Skype, a big proponent of open networks and net neutrality, in a filing today with the Federal Communications Commission argued that net neutrality was “about growing the broadband ecosystem and preserving a borderless, open Internet” and said it would “promote investment, jobs and innovation.”
The company said that it “welcomes the Commission’s focus on preserving an open Internet and strongly supports the proposed six principles described in the Notice of Proposed Rulemaking (NPRM.)” Earlier, the FCC had come up with a framework pertaining to broadband and wireless networks and issues of network neutrality. The FCC has been seeking responses on sensitive and divisive issues such as reasonable network management.
Skype’s stance makes sense given that the company needs net neutrality to keep going and growing. In its filing (embedded at the end of the post), Skype argued:
Evidence suggests that carriers have the incentive and ability to harm innovation in the real-time communications application market, such as that made possible by Skype, either by outright blocking or more subtle forms of discrimination. Because these applications offer consumers additional choice and savings, they should not be delayed, obstructed or throttled by broadband access providers.
The filing didn’t say anything surprising. We all know that services such as Skype, YouTube and Twitter are the reasons people subscribe to broadband connections, and in order to keep the demand for faster (and more expensive) broadband connections, the technology industry needs to keep creating such applications.

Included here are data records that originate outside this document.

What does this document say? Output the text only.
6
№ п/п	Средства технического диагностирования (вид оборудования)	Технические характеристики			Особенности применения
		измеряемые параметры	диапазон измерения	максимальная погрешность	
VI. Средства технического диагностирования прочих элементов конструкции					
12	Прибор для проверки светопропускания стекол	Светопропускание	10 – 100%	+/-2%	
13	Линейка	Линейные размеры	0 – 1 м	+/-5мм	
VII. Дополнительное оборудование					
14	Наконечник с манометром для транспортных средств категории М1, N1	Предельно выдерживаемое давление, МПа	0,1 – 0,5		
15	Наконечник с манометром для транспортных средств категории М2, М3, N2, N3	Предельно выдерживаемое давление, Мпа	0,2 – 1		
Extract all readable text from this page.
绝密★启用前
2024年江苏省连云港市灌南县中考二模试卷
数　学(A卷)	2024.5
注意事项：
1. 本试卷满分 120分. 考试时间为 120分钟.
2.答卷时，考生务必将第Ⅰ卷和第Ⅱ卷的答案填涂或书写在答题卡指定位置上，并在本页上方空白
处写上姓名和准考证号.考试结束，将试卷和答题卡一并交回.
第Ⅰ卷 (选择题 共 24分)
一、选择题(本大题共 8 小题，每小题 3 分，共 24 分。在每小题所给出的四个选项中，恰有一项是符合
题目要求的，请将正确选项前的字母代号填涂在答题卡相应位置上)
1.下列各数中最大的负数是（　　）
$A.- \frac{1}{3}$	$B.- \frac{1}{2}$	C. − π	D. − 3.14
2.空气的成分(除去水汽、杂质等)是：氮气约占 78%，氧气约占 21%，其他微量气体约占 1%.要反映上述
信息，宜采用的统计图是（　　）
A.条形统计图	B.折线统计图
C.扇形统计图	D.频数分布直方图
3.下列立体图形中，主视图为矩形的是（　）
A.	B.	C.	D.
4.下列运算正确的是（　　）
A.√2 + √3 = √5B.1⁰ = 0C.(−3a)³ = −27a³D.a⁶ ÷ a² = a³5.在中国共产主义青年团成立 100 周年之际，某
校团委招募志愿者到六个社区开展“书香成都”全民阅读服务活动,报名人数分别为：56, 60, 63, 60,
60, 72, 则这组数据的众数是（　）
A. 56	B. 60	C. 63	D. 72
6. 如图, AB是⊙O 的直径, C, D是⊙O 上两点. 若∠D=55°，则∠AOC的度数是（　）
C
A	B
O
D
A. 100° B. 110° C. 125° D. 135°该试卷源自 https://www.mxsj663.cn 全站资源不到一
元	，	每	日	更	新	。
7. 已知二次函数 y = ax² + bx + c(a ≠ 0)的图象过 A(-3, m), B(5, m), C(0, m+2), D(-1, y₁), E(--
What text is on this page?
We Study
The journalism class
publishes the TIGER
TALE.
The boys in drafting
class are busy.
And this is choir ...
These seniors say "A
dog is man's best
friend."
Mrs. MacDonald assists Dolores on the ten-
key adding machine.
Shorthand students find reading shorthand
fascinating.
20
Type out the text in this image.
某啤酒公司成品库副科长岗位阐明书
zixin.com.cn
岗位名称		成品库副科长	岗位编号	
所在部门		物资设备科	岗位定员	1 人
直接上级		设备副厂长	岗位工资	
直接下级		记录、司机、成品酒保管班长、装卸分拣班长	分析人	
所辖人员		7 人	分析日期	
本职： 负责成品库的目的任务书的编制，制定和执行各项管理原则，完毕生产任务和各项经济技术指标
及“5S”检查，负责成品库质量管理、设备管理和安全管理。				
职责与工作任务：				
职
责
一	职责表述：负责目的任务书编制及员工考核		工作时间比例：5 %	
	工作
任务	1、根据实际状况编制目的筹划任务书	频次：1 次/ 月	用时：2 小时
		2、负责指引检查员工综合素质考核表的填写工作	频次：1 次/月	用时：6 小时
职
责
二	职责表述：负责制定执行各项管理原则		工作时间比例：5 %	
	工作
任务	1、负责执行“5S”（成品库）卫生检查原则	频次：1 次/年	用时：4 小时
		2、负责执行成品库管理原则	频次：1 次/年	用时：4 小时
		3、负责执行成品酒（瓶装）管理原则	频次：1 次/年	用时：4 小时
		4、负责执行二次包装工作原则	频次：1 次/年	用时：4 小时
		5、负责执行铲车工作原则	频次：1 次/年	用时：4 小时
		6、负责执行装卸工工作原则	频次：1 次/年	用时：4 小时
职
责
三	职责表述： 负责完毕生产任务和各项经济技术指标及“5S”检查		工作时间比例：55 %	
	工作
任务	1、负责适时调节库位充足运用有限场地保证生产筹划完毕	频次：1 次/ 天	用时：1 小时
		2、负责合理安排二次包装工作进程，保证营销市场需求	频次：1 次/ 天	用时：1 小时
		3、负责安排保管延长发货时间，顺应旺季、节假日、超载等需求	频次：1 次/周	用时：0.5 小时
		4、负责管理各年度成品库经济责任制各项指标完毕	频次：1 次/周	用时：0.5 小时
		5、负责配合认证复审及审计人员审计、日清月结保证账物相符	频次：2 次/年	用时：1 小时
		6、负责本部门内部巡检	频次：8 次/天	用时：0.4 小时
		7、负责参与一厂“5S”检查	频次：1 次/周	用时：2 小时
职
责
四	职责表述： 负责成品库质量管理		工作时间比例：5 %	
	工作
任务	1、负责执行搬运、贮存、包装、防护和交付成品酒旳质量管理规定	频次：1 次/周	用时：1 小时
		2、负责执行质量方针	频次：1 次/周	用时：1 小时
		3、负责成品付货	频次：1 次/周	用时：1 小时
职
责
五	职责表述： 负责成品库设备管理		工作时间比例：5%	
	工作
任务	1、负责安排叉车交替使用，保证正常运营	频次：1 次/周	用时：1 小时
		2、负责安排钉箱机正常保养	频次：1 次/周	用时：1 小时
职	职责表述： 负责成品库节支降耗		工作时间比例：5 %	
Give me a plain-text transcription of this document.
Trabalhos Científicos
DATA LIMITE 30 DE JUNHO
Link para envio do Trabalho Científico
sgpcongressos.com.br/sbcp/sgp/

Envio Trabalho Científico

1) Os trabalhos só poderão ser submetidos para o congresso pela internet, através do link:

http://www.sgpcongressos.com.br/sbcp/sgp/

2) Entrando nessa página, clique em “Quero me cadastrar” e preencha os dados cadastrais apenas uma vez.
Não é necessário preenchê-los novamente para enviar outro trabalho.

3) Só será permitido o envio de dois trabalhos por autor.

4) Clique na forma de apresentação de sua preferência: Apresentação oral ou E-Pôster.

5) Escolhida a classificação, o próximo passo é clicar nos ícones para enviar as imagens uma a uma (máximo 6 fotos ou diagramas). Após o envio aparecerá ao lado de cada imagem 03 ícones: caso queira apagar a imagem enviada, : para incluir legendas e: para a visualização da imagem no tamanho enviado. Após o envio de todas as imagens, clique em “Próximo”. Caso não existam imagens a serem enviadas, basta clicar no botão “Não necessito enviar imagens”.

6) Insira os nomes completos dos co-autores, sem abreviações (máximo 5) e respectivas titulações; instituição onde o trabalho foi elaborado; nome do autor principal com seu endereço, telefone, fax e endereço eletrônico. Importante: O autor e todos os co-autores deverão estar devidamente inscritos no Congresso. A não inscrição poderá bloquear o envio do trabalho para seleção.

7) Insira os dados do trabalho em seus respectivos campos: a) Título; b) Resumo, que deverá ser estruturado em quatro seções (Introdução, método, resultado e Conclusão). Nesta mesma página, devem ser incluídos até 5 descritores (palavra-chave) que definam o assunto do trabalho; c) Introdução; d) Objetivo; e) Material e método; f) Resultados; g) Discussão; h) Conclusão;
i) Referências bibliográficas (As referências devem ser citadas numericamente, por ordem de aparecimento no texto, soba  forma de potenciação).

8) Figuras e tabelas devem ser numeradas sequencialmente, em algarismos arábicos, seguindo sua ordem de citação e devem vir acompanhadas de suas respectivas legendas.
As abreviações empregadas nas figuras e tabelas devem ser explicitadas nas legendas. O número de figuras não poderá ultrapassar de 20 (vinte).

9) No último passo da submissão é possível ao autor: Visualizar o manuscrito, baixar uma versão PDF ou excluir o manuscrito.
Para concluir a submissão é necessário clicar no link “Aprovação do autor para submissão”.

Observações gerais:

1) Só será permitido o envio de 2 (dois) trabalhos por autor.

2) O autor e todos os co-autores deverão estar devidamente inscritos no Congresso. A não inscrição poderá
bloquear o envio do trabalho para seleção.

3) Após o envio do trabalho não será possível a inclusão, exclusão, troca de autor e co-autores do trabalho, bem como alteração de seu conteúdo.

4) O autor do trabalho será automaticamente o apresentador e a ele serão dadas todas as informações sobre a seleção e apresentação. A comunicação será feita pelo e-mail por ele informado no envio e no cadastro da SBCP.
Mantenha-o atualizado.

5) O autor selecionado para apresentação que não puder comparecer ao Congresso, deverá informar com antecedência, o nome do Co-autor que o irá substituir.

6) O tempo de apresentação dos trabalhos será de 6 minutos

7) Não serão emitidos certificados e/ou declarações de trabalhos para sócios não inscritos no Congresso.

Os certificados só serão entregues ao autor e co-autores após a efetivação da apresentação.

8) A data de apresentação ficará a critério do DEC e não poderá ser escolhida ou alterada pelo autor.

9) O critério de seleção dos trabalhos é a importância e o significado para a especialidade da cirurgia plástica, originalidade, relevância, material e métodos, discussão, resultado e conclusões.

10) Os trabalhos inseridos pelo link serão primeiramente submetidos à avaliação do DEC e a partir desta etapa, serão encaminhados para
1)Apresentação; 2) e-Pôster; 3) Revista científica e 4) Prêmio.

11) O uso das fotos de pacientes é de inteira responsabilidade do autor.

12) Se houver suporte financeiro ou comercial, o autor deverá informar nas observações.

Interestingly, Skype wants the FCC to keep the mobile broadband networks open, much like fixed-line broadband networks, but it understands the need for some sort of network management when it comes to wireless networks. The company wants the FCC to make sure that VoIP providers like it are allowed to offer their services over all kinds of networks.
Skype believes that it should never be reasonable for any network operator, including wireless network operators, to block, throttle or degrade particular applications without regard to the network capacity such applications actually are consuming. Not all video applications, or peer-to-peer or VoIP applications, consume the same amount of bandwidth or place the same demands on network capacity. Skype, for example, optimizes its software application to adapt to network congestion and consume very few network resources — between 6 kbps and 40 kbps for a voice call depending on the level of network congestion, which is less than traditional POTS or other popular voice protocols.
Thus, simply blocking all VoIP applications in response to network congestion is an over broad practice not based on fact and should be viewed as unreasonable. In addition, blocking practices or network management practices that use categories such as “P2P” or “VoIP” are both over- and under-inclusive. Some P2P applications might consume large amounts of network resources, while others, such as Skype, do not. Some VoIP applications include video communications capabilities, while others do not.
Skype is but one example of a P2P application that both transcends the ‘voice’ category but is respectful of network resource issues and does not consume large amounts of bandwidth. The Commission should therefore reject network management practices that rely on these broad application descriptions because they do not bear any close relationship to actual demands placed on broadband networks.
In a post earlier this week, Stacey pointed to research by The Public Policy Institute of California that said broadband can boost economic development, but only up to a point. “Whatever positive effects broadband may have on employment growth, it did not result in either higher employment rates or higher pay for residents in areas where broadband expanded in the 1999–2006 period,” the study found.